By Edward Nawotka, Editor-in-Chief
According to PC World, a Dutch appeals court has decided to forgo finalizing a decision on whether that it is legal to resell ebooks in the Netherlands, but has said it will allow sales to continue provided the platform selling them can prove that the books were legally obtained.
The Dutch ebook reseller Tom Kabinet opened in mid-2014 allowing users to upload files to their website and asking them to sign a form stating the books were legally obtained. It immediately came under fire from the Dutch Publishers Association (NUV), who filed a lawsuit requesting the site be shut down.
According to GigaOm, Tom Kabinet argued that “its legality was based 2012 ruling by the Court of Justice of the European Union (CJEU) in the case of UsedSoft v Oracle. That case had to do with the resale of licenses for downloadable software, but Tom Kabinet contended that the CJEU’s ruling in favor of resale extends to digital media such as ebooks as well.” The NUV disagreed, citing another case that suggested the ruling only apply to software.

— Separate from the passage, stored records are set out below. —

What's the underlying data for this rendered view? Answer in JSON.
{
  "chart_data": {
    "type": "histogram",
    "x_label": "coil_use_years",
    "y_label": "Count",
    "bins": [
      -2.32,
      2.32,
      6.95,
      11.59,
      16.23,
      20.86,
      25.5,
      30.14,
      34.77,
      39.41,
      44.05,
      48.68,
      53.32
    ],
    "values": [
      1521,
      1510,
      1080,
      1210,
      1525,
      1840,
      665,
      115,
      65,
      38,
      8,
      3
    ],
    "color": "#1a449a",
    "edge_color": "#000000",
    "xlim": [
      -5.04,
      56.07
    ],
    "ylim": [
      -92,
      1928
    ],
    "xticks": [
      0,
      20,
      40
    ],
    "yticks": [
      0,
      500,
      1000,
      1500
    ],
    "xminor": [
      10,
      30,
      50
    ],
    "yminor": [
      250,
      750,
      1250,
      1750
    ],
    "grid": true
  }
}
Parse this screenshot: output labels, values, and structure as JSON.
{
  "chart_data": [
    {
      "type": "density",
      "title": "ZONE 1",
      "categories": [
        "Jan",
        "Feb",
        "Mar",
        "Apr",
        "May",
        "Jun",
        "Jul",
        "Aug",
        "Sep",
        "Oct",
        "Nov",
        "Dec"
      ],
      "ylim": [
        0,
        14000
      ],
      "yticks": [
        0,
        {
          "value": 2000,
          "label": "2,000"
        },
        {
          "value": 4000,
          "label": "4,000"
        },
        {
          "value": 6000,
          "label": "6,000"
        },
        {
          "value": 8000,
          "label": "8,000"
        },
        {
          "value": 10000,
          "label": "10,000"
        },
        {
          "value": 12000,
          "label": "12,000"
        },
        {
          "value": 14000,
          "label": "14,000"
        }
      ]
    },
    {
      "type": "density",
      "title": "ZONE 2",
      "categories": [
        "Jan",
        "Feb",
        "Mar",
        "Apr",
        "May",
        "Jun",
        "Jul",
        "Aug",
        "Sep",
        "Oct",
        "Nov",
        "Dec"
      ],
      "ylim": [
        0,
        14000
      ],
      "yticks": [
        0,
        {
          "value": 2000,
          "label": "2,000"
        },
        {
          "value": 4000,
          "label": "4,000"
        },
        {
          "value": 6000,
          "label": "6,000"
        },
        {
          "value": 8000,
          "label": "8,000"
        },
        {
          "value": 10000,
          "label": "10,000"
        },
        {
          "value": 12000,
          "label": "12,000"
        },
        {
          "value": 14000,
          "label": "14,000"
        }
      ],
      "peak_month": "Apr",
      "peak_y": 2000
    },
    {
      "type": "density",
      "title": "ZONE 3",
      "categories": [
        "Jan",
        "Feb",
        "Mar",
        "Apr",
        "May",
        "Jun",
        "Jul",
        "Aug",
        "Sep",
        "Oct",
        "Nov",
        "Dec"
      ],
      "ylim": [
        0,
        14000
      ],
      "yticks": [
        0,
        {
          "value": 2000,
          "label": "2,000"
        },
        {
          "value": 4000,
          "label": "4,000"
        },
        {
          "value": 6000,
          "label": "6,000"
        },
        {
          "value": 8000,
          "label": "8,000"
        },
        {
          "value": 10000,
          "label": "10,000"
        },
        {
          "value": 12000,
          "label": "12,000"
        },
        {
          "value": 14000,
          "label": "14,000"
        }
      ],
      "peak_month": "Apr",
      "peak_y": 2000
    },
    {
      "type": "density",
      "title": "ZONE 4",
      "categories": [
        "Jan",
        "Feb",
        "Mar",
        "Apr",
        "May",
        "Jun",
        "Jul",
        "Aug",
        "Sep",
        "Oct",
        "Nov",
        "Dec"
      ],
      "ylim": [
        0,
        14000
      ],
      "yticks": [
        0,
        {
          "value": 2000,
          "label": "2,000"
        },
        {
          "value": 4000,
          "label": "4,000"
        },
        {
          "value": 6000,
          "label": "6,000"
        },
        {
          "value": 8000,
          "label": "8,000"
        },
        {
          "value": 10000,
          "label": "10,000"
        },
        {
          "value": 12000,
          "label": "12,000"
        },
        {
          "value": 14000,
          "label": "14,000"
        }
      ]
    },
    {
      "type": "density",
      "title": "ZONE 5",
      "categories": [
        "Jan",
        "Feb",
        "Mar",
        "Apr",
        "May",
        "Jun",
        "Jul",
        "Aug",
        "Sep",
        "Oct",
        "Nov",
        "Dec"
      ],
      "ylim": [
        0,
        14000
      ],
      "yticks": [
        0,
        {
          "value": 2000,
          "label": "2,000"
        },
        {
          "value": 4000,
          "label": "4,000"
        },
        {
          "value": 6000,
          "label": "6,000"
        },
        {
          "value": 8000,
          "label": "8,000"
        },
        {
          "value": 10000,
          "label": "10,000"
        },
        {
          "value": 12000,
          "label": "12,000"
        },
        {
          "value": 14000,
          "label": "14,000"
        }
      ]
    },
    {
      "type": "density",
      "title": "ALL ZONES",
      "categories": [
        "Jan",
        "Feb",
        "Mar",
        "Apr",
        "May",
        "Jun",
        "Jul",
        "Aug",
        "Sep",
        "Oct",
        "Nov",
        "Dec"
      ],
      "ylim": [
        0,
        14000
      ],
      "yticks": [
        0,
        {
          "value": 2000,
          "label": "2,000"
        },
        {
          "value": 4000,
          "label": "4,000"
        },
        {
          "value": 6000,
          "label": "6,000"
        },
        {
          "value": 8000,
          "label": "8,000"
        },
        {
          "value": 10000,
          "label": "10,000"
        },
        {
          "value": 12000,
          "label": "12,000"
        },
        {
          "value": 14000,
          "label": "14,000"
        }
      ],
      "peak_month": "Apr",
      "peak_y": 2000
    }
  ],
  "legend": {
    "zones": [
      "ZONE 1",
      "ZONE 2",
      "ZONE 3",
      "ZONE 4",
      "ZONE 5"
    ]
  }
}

Tom Kabinet won the initial case, with the court citing lack of clear evidence the earlier ruling did not cover ebooks. The NUV appealed and earlier this week won…sort of. Tom Kabinet was forced to shut down until such a time it can verify all ebooks sold on the site are legally obtained, but the court upheld the site’s business model. The NUV supported the move, but pointed out that numerous pirated ebooks are available on the site, including editions of books not traditionally available as an ebook.
While the very idea of reselling ebooks is not new, Tom Kabinet has tried to circumvent at least one objection to reselling ebooks: the platform promises to pay publishers and authors a form of royalty through its “Friends of Tom” program. We will have to wait and see if this works.
In the meantime, one only has to think back to the year 2000 when publishers vociferously fought against Amazon, who had introduced the sale of used books alongside new editions of the same title. The objection, at the time, was that the used titles would cannibalize the sale of the new books — a fear that may still be valid, but is all but impossible to confirm.
Today, as we all know, it isn’t used books that have cannibalized new print book sales — at least in fiction — it’s ebooks. Earlier this year, Tom Kabinet co-founder Laurens van Hoorn told GigaOm, that the site was able to offer ebooks at a rate of €3–8, well below the typical €14 ($19) price point.
So, will ebook reselling cannibalize new ebook sales? Yes, perhaps.
But what will be the most likely result of the emergence of a new model for ebook sales? More innovation (one hopes).